确认了师兄的脚步消失在细密雪声中,古鸿意两指夹起那个小瓷瓶,迎着雪色晃了晃,毫不犹豫地扬起脖颈,饮酒似的将药酒一饮而尽。
喉咙滚落炽热的飞泉,摧枯拉朽一路烧到胸口。
他没有听师兄的话。
门外,簌簌飞雪中,毒药师倚着门框,静静看一指宽的缝隙中,师弟喉结滚动,将药酒尽数饮下。
“衰兰,我便知道,你会如此。”
衰兰一向如此,有执念的事情拼了命也要做到,勇敢得几乎是悲凉,痴心熬出一个铁铸的人。
罢了,这番滥用药,一是易起梦魇,二是……催情。
这代价,问题不大。
毒药师颇有深意地笑笑,转身迈入风雪中的大堂。大家还在等着自己,布牌位,悬垂幔。
要送衰兰拜堂了。
毒药师看着众人簇拥着白行玉,乱哄哄搅成一团。千红一窟正给他梳头发,墨色的绸缎在十指丹寇间缠绕流转,跛子刘和醉得意扒在一旁,饶是看不懂,却啧啧称赞,“好看。”“能迷死那小子。”

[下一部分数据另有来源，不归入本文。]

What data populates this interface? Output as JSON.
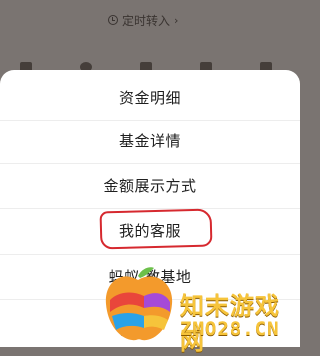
{
  "background": {
    "top_link": "定时转入",
    "top_link_icon": "clock-icon",
    "chevron": "›"
  },
  "sheet": {
    "items": [
      {
        "label": "资金明细"
      },
      {
        "label": "基金详情"
      },
      {
        "label": "金额展示方式"
      },
      {
        "label": "我的客服"
      },
      {
        "label": "蚂蚁 教基地"
      }
    ],
    "partial_bottom_label": "消"
  },
  "annotation": {
    "color": "#d6292f"
  },
  "watermark": {
    "cn": "知末游戏网",
    "en": "ZMO28.CN"
  }
}
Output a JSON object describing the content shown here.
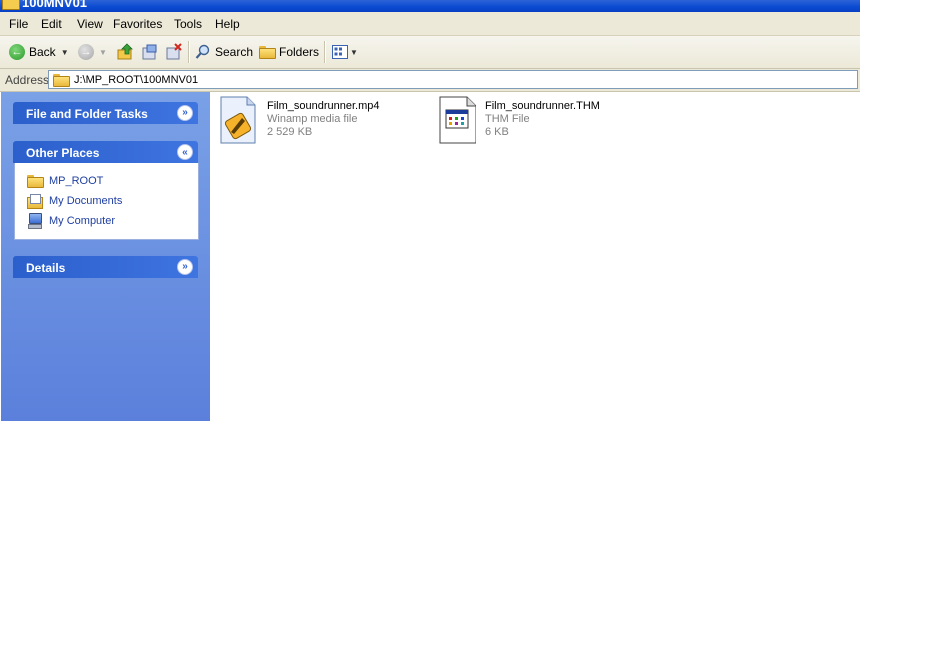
{
  "window": {
    "title": "100MNV01"
  },
  "menu": {
    "file": "File",
    "edit": "Edit",
    "view": "View",
    "favorites": "Favorites",
    "tools": "Tools",
    "help": "Help"
  },
  "toolbar": {
    "back_label": "Back",
    "search_label": "Search",
    "folders_label": "Folders"
  },
  "address": {
    "label": "Address",
    "value": "J:\\MP_ROOT\\100MNV01"
  },
  "taskpane": {
    "file_folder_tasks": "File and Folder Tasks",
    "other_places": {
      "title": "Other Places",
      "items": [
        {
          "label": "MP_ROOT",
          "icon": "folder-icon"
        },
        {
          "label": "My Documents",
          "icon": "my-documents-icon"
        },
        {
          "label": "My Computer",
          "icon": "my-computer-icon"
        }
      ]
    },
    "details": "Details"
  },
  "files": [
    {
      "name": "Film_soundrunner.mp4",
      "type": "Winamp media file",
      "size": "2 529 KB",
      "icon": "winamp-media-file-icon"
    },
    {
      "name": "Film_soundrunner.THM",
      "type": "THM File",
      "size": "6 KB",
      "icon": "thm-file-icon"
    }
  ],
  "colors": {
    "titlebar": "#0a4ad1",
    "taskpane": "#6d92e2",
    "menubar": "#ece9d8",
    "link": "#1f3fa0"
  }
}
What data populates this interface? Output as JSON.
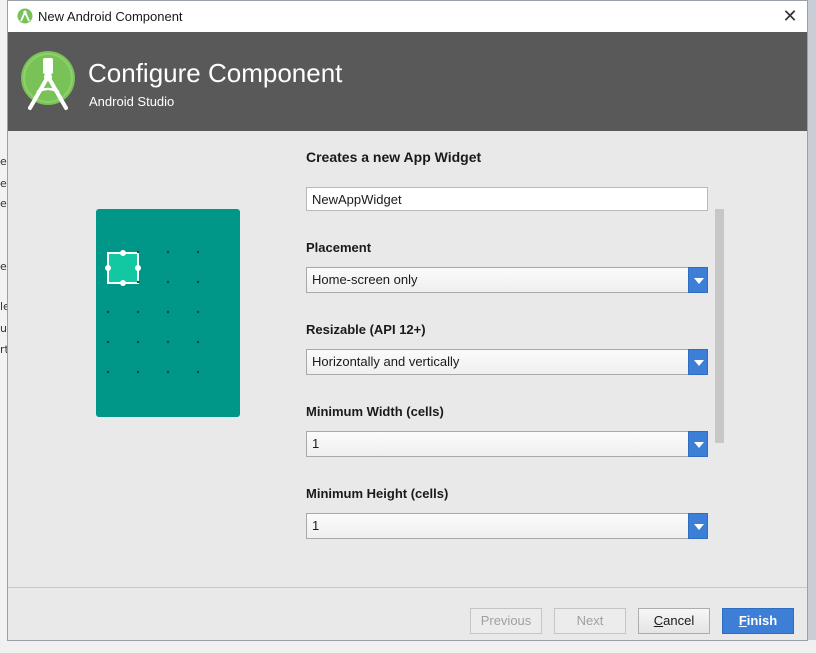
{
  "window": {
    "title": "New Android Component",
    "close_symbol": "✕"
  },
  "header": {
    "title": "Configure Component",
    "subtitle": "Android Studio"
  },
  "form": {
    "section_title": "Creates a new App Widget",
    "name_value": "NewAppWidget",
    "fields": [
      {
        "label": "Placement",
        "value": "Home-screen only"
      },
      {
        "label": "Resizable (API 12+)",
        "value": "Horizontally and vertically"
      },
      {
        "label": "Minimum Width (cells)",
        "value": "1"
      },
      {
        "label": "Minimum Height (cells)",
        "value": "1"
      }
    ]
  },
  "buttons": {
    "previous": "Previous",
    "next": "Next",
    "cancel_first": "C",
    "cancel_rest": "ancel",
    "finish_first": "F",
    "finish_rest": "inish"
  },
  "ide_fragments": [
    "e",
    "e",
    "e",
    "en",
    "le",
    "ul",
    "rt"
  ],
  "colors": {
    "header_bg": "#595959",
    "illustration_bg": "#009688",
    "accent_blue": "#3d7fd6",
    "android_green": "#78c257"
  },
  "icons": {
    "app_icon": "android-studio-icon",
    "logo": "android-studio-logo",
    "dropdown": "chevron-down-icon"
  }
}
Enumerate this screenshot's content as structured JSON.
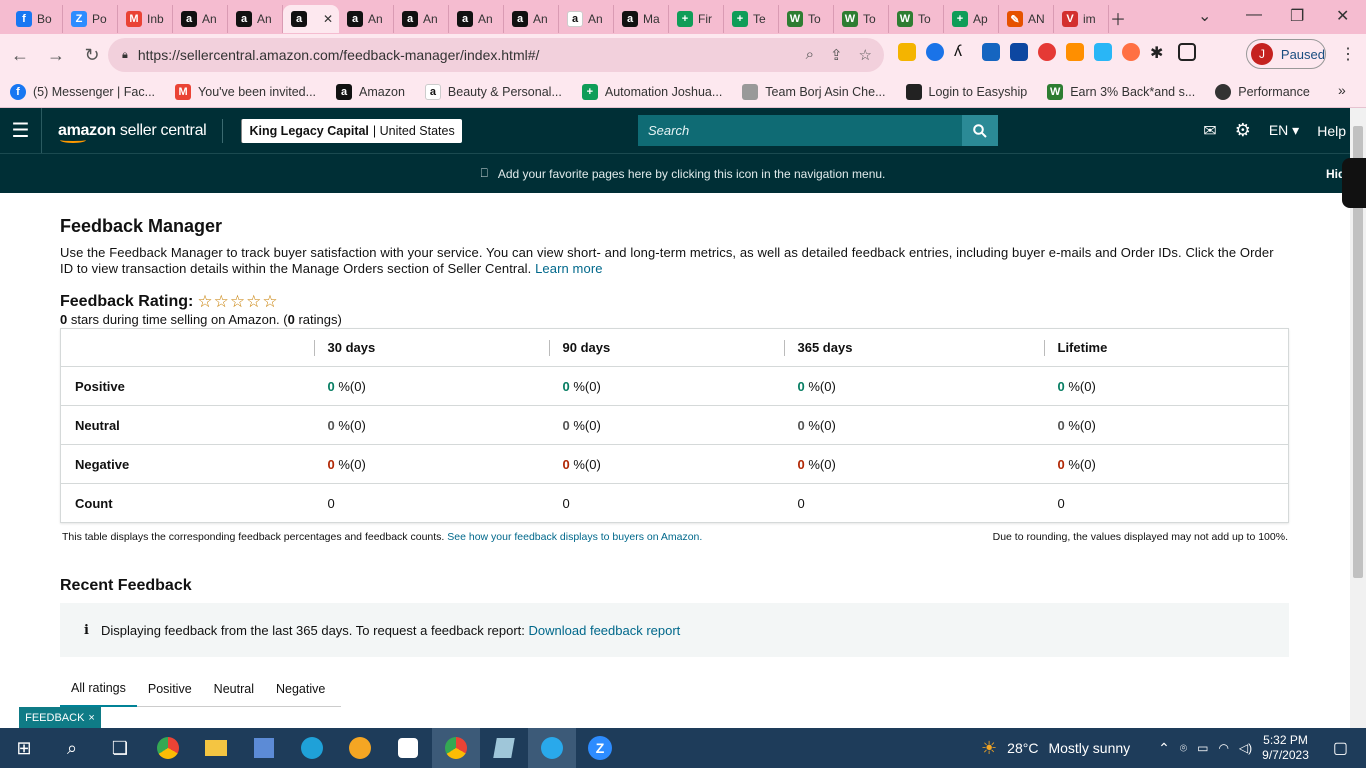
{
  "browser": {
    "tabs": [
      {
        "label": "Bo",
        "icon": "facebook-icon",
        "color": "#1877f2"
      },
      {
        "label": "Po",
        "icon": "zoom-icon",
        "color": "#2d8cff"
      },
      {
        "label": "Inb",
        "icon": "gmail-icon",
        "color": "#ea4335"
      },
      {
        "label": "An",
        "icon": "amazon-icon",
        "color": "#111111"
      },
      {
        "label": "An",
        "icon": "amazon-icon",
        "color": "#111111"
      },
      {
        "label": "",
        "icon": "amazon-icon",
        "color": "#111111",
        "active": true
      },
      {
        "label": "An",
        "icon": "amazon-icon",
        "color": "#111111"
      },
      {
        "label": "An",
        "icon": "amazon-icon",
        "color": "#111111"
      },
      {
        "label": "An",
        "icon": "amazon-icon",
        "color": "#111111"
      },
      {
        "label": "An",
        "icon": "amazon-icon",
        "color": "#111111"
      },
      {
        "label": "An",
        "icon": "amazon-smile-icon",
        "color": "#ffffff"
      },
      {
        "label": "Ma",
        "icon": "amazon-icon",
        "color": "#111111"
      },
      {
        "label": "Fir",
        "icon": "plus-sheet-icon",
        "color": "#0f9d58"
      },
      {
        "label": "Te",
        "icon": "plus-sheet-icon",
        "color": "#0f9d58"
      },
      {
        "label": "To",
        "icon": "w-logo-icon",
        "color": "#2e7d32"
      },
      {
        "label": "To",
        "icon": "w-logo-icon",
        "color": "#2e7d32"
      },
      {
        "label": "To",
        "icon": "w-logo-icon",
        "color": "#2e7d32"
      },
      {
        "label": "Ap",
        "icon": "plus-sheet-icon",
        "color": "#0f9d58"
      },
      {
        "label": "AN",
        "icon": "pen-icon",
        "color": "#e65100"
      },
      {
        "label": "im",
        "icon": "vivaldi-icon",
        "color": "#d32f2f"
      }
    ],
    "url": "https://sellercentral.amazon.com/feedback-manager/index.html#/",
    "profile_initial": "J",
    "profile_status": "Paused",
    "bookmarks": [
      {
        "label": "(5) Messenger | Fac...",
        "icon": "facebook-icon"
      },
      {
        "label": "You've been invited...",
        "icon": "gmail-icon"
      },
      {
        "label": "Amazon",
        "icon": "amazon-icon"
      },
      {
        "label": "Beauty & Personal...",
        "icon": "amazon-smile-icon"
      },
      {
        "label": "Automation Joshua...",
        "icon": "plus-sheet-icon"
      },
      {
        "label": "Team Borj Asin Che...",
        "icon": "signature-icon"
      },
      {
        "label": "Login to Easyship",
        "icon": "easyship-icon"
      },
      {
        "label": "Earn 3% Back*and s...",
        "icon": "w-logo-icon"
      },
      {
        "label": "Performance",
        "icon": "performance-icon"
      }
    ]
  },
  "header": {
    "logo_main": "amazon",
    "logo_sub": " seller central",
    "store_name": "King Legacy Capital",
    "store_region": "United States",
    "search_placeholder": "Search",
    "language": "EN",
    "help": "Help"
  },
  "favbar": {
    "message": "Add your favorite pages here by clicking this icon in the navigation menu.",
    "hide": "Hide"
  },
  "page": {
    "title": "Feedback Manager",
    "description": "Use the Feedback Manager to track buyer satisfaction with your service. You can view short- and long-term metrics, as well as detailed feedback entries, including buyer e-mails and Order IDs. Click the Order ID to view transaction details within the Manage Orders section of Seller Central.",
    "learn_more": "Learn more",
    "rating_label": "Feedback Rating:",
    "stars_value": 0,
    "stars_max": 5,
    "stars_glyphs": "☆☆☆☆☆",
    "summary_stars": "0",
    "summary_text_1": " stars during time selling on Amazon. (",
    "summary_ratings": "0",
    "summary_text_2": " ratings)"
  },
  "table": {
    "columns": [
      "",
      "30 days",
      "90 days",
      "365 days",
      "Lifetime"
    ],
    "rows": [
      {
        "label": "Positive",
        "cells": [
          {
            "num": "0",
            "rest": " %(0)"
          },
          {
            "num": "0",
            "rest": " %(0)"
          },
          {
            "num": "0",
            "rest": " %(0)"
          },
          {
            "num": "0",
            "rest": " %(0)"
          }
        ]
      },
      {
        "label": "Neutral",
        "cells": [
          {
            "num": "0",
            "rest": " %(0)"
          },
          {
            "num": "0",
            "rest": " %(0)"
          },
          {
            "num": "0",
            "rest": " %(0)"
          },
          {
            "num": "0",
            "rest": " %(0)"
          }
        ]
      },
      {
        "label": "Negative",
        "cells": [
          {
            "num": "0",
            "rest": " %(0)"
          },
          {
            "num": "0",
            "rest": " %(0)"
          },
          {
            "num": "0",
            "rest": " %(0)"
          },
          {
            "num": "0",
            "rest": " %(0)"
          }
        ]
      },
      {
        "label": "Count",
        "cells": [
          {
            "num": "",
            "rest": "0"
          },
          {
            "num": "",
            "rest": "0"
          },
          {
            "num": "",
            "rest": "0"
          },
          {
            "num": "",
            "rest": "0"
          }
        ]
      }
    ],
    "note_left": "This table displays the corresponding feedback percentages and feedback counts.",
    "note_link": "See how your feedback displays to buyers on Amazon.",
    "note_right": "Due to rounding, the values displayed may not add up to 100%."
  },
  "recent": {
    "title": "Recent Feedback",
    "info": "Displaying feedback from the last 365 days. To request a feedback report:",
    "download": "Download feedback report",
    "tabs": [
      "All ratings",
      "Positive",
      "Neutral",
      "Negative"
    ]
  },
  "feedback_button": "FEEDBACK",
  "taskbar": {
    "weather_temp": "28°C",
    "weather_desc": "Mostly sunny",
    "time": "5:32 PM",
    "date": "9/7/2023"
  },
  "colors": {
    "positive": "#067d62",
    "neutral": "#555555",
    "negative": "#b12704",
    "header_bg": "#002f36",
    "tabbar_bg": "#f5bcd0"
  }
}
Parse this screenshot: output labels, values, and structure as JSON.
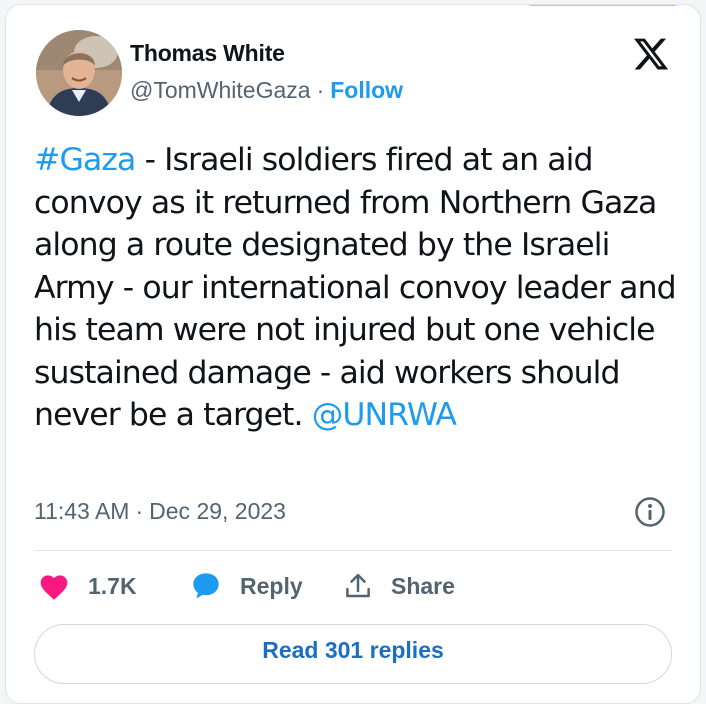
{
  "author": {
    "name": "Thomas White",
    "handle": "@TomWhiteGaza",
    "separator": "·",
    "follow_label": "Follow"
  },
  "tweet": {
    "hashtag": "#Gaza",
    "text": " - Israeli soldiers fired at an aid convoy as it returned from Northern Gaza along a route designated by the Israeli Army - our international convoy leader and his team were not injured but one vehicle sustained damage - aid workers should never be a target. ",
    "mention": "@UNRWA"
  },
  "meta": {
    "time": "11:43 AM",
    "separator": "·",
    "date": "Dec 29, 2023"
  },
  "actions": {
    "like_count": "1.7K",
    "reply_label": "Reply",
    "share_label": "Share",
    "read_replies_label": "Read 301 replies"
  },
  "icons": {
    "brand": "x-logo-icon",
    "info": "info-icon",
    "like": "heart-icon",
    "reply": "speech-bubble-icon",
    "share": "share-icon"
  },
  "colors": {
    "link": "#1d9bf0",
    "heart": "#f91880",
    "reply_bubble": "#1d9bf0",
    "text": "#0f1419",
    "muted": "#536471"
  }
}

袖玲珑抱着双臂看千红一窟仔细挑选着系带发簪,珠玉作衬,反复比较着色泽的搭配,质地的相宜。
袖玲珑轻笑望她。
千红一窟白他一眼。“今夜饮尽喜酒,等我杀你。”
毒药师掸走肩头的雪,微笑着走向众人。
被呛得咳嗽起来,古鸿意胡乱抹一把唇角,随手把瓷瓶一抛,便躬下身喘息,四肢被强劲的药效缠绕、捆绑、灼烧、疼痛。
心脏跳得很快。不自然地下坠着。
气息紊乱呼出,他却在想,千红一窟如何为他梳妆?深红或浅红,哪种最衬他。
“师兄师兄都能见他的模样,唯独我。……”
那人的眉目镌刻在自己眼睫间,压得睫毛也沉,眼眶也红。
古鸿意强撑着抬起烧到快透明的手臂,捂住自己的眼睛,不止地喘着气,头脑肢骸都要蒸成齑粉,师兄的药酒果真强劲。
没事,很快就能复明了。
整个人被烫得晕沉,古鸿意抓起霜寒十四州,夺门而出,凭着风雪声一个借力跳上屋脊,大风大雪重重砸到面颊上,他轰然倒塌,仰倒在屋脊的覆雪之上。
“哈……”
有风雪,极冷,很快便能清醒。
胸口起伏。意识失焦。
没事,撑过去就好了。他最擅长刻苦。
他告慰自己,抱紧霜寒十四州,蜷在积雪里长长调整着紊乱的吐息。